Icons We Know Nothing About

And everything started differently when the notion of an art market - or any market - was nonexistent. When official culture jealously guarded its ranks, when artists had to spend years waiting so they could display their works in one of the few available galleries, subject to the condition that their works answered every ideological dictate and universally accepted aesthetic guidelines.
In that situation everybody got his just desserts, bold experimenters, underground, and painters bent on mass culture alike. Open-air exhibits emerged on Andriyivsky uzviz semi-legally. To an extent as a protest or maybe an opportunity to prove that there was life even at the crossroads, not just on the highways with their booming traffic, a colorful and interesting life.
Eventually, Andriyivsky uzviz became what it is now. But we must admit that without it the development of the Ukrainian art market would have been held back, for this was, actually, one of the first alternatives to official art. And in this respect all our modern art galleries, one might say, have come down St. Andrew's Hill. Another thing is that they have not as yet reached the level of a civilized art market. Well, perhaps because the problem of their legalized existence has not been solved as yet (different status for different art galleries). Far from all can earn a living single-handedly, work with artists, and attract a public. As a result, out of several dozen Kyiv art galleries truly interesting and fully creative life takes place at 11-21. But such is life.
So what happens at the crossroads? Does it mean that we no longer need our crossroads? We do. It often happens that the most interesting phenomena in creative life take shape at the crossroads, quietly and humbly, contradicting the generally established norms. For me one such discovery was a small art gallery (just one small hall) functioning at the Patriarchate of the Ukrainian Autocephalous Orthodox Church. It specializes in modern and ancient icon-painting. We have never had anything like it, and I think that a certain role was played in its appearance by the fact that Patriarch Dmytry (known as Volodymyr Yarema in the lay world), a great expert on icon-painting and religious architecture, once dreamed of becoming a painter.
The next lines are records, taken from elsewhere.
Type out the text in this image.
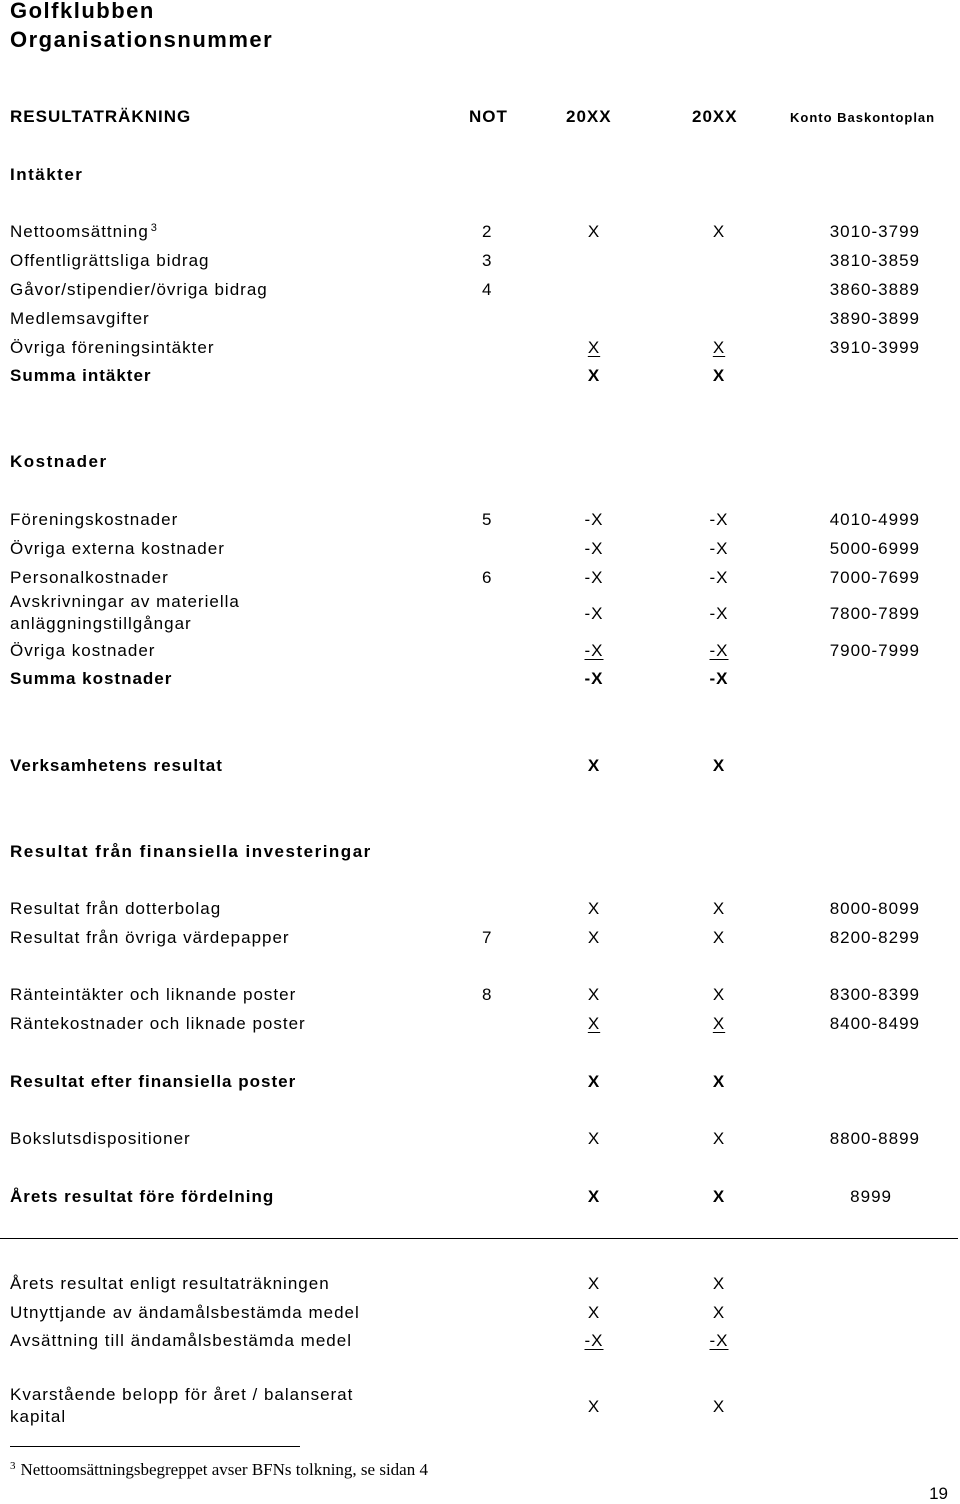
Golfklubben
Organisationsnummer
RESULTATRÄKNING	NOT	20XX	20XX	Konto Baskontoplan
Intäkter
Nettoomsättning $^3$	2	X	X	3010-3799
Offentligrättsliga bidrag	3	3810-3859
Gåvor/stipendier/övriga bidrag	4	3860-3889
Medlemsavgifter	3890-3899
Övriga föreningsintäkter	X	X	3910-3999
Summa intäkter	X	X
Kostnader
Föreningskostnader	5	-X	-X	4010-4999
Övriga externa kostnader	-X	-X	5000-6999
Personalkostnader	6	-X	-X	7000-7699
Avskrivningar av materiella
anläggningstillgångar
-X	-X	7800-7899
Övriga kostnader	-X	-X	7900-7999
Summa kostnader	-X	-X
Verksamhetens resultat	X	X
Resultat från finansiella investeringar
Resultat från dotterbolag	X	X	8000-8099
Resultat från övriga värdepapper	7	X	X	8200-8299
Ränteintäkter och liknande poster	8	X	X	8300-8399
Räntekostnader och liknade poster	X	X	8400-8499
Resultat efter finansiella poster	X	X
Bokslutsdispositioner	X	X	8800-8899
Årets resultat före fördelning	X	X	8999
Årets resultat enligt resultaträkningen	X	X
Utnyttjande av ändamålsbestämda medel	X	X
Avsättning till ändamålsbestämda medel	-X	-X
Kvarstående belopp för året / balanserat
kapital
X	X
$^3$ Nettoomsättningsbegreppet avser BFNs tolkning, se sidan 4
19
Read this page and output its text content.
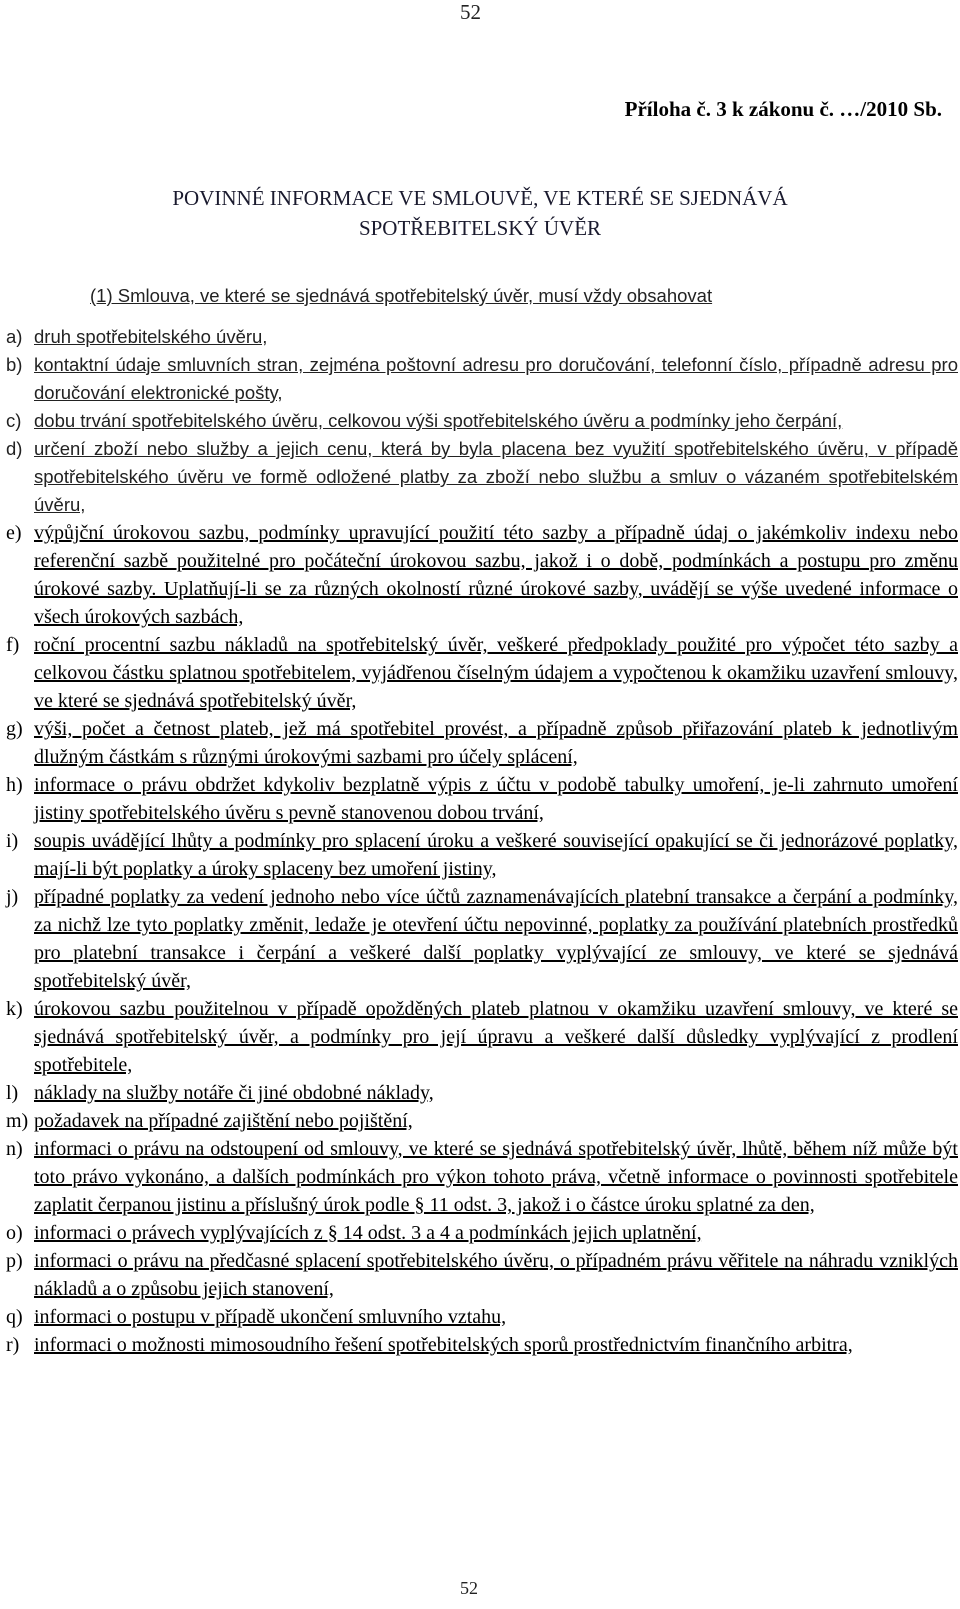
52
Příloha č. 3 k zákonu č. …/2010 Sb.
POVINNÉ INFORMACE VE SMLOUVĚ, VE KTERÉ SE SJEDNÁVÁ
SPOTŘEBITELSKÝ ÚVĚR
(1) Smlouva, ve které se sjednává spotřebitelský úvěr, musí vždy obsahovat
a) druh spotřebitelského úvěru,
b) kontaktní údaje smluvních stran, zejména poštovní adresu pro doručování, telefonní číslo, případně adresu pro doručování elektronické pošty,
c) dobu trvání spotřebitelského úvěru, celkovou výši spotřebitelského úvěru a podmínky jeho čerpání,
d) určení zboží nebo služby a jejich cenu, která by byla placena bez využití spotřebitelského úvěru, v případě spotřebitelského úvěru ve formě odložené platby za zboží nebo službu a smluv o vázaném spotřebitelském úvěru,
e) výpůjční úrokovou sazbu, podmínky upravující použití této sazby a případně údaj o jakémkoliv indexu nebo referenční sazbě použitelné pro počáteční úrokovou sazbu, jakož i o době, podmínkách a postupu pro změnu úrokové sazby. Uplatňují-li se za různých okolností různé úrokové sazby, uvádějí se výše uvedené informace o všech úrokových sazbách,
f) roční procentní sazbu nákladů na spotřebitelský úvěr, veškeré předpoklady použité pro výpočet této sazby a celkovou částku splatnou spotřebitelem, vyjádřenou číselným údajem a vypočtenou k okamžiku uzavření smlouvy, ve které se sjednává spotřebitelský úvěr,
g) výši, počet a četnost plateb, jež má spotřebitel provést, a případně způsob přiřazování plateb k jednotlivým dlužným částkám s různými úrokovými sazbami pro účely splácení,
h) informace o právu obdržet kdykoliv bezplatně výpis z účtu v podobě tabulky umoření, je-li zahrnuto umoření jistiny spotřebitelského úvěru s pevně stanovenou dobou trvání,
i) soupis uvádějící lhůty a podmínky pro splacení úroku a veškeré související opakující se či jednorázové poplatky, mají-li být poplatky a úroky splaceny bez umoření jistiny,
j) případné poplatky za vedení jednoho nebo více účtů zaznamenávajících platební transakce a čerpání a podmínky, za nichž lze tyto poplatky změnit, ledaže je otevření účtu nepovinné, poplatky za používání platebních prostředků pro platební transakce i čerpání a veškeré další poplatky vyplývající ze smlouvy, ve které se sjednává spotřebitelský úvěr,
k) úrokovou sazbu použitelnou v případě opožděných plateb platnou v okamžiku uzavření smlouvy, ve které se sjednává spotřebitelský úvěr, a podmínky pro její úpravu a veškeré další důsledky vyplývající z prodlení spotřebitele,
l) náklady na služby notáře či jiné obdobné náklady,
m) požadavek na případné zajištění nebo pojištění,
n) informaci o právu na odstoupení od smlouvy, ve které se sjednává spotřebitelský úvěr, lhůtě, během níž může být toto právo vykonáno, a dalších podmínkách pro výkon tohoto práva, včetně informace o povinnosti spotřebitele zaplatit čerpanou jistinu a příslušný úrok podle § 11 odst. 3, jakož i o částce úroku splatné za den,
o) informaci o právech vyplývajících z § 14 odst. 3 a 4 a podmínkách jejich uplatnění,
p) informaci o právu na předčasné splacení spotřebitelského úvěru, o případném právu věřitele na náhradu vzniklých nákladů a o způsobu jejich stanovení,
q) informaci o postupu v případě ukončení smluvního vztahu,
r) informaci o možnosti mimosoudního řešení spotřebitelských sporů prostřednictvím finančního arbitra,
52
Despite the fact that there is so much interest shown in icon-painting these days, on the part of both artists and public, collecting works for the first expositions was not easy, admits the gallery expert and art critic Natalia Savytska. Many serious painters, doing icons for their own personal gratification, simply thought it immaterial and irrelevant to expose such works in ordinary displays. So they found a place. At this charitable exhibit (its proceeds will be used for the construction of the Cathedral of the Nativity, to be located somewhere near Sovky) one finds breathtaking things on display. Done in both the absolutely traditional technique (Serhiy Ivanenko, Natalia Volobuyeva) and in batik which is absolutely uncharacteristic of icon-painting (e.g., Natalia Karnabed, Serhiy Hurtovy's, Bohdan Savytsky's, and Kost Markovych's paintings on glass, Tatiana Kolechko's enamel on copper...), and all this harmoniously combined with icons from the eighteenth and nineteenth centuries.
Incidentally, the discerning visitor will instantly discover the sharp
contrast between the souvenir types of icons offered the public on Andriyivsky
uzviz and creations of the icon-painting art displayed at the gallery.
Mastering the technique and creating the Divine Image are things incompatible.
Here in the quiet of the small exhibit hall one understands this implicitly,
so turning from highways to the crossroads will be extremely useful.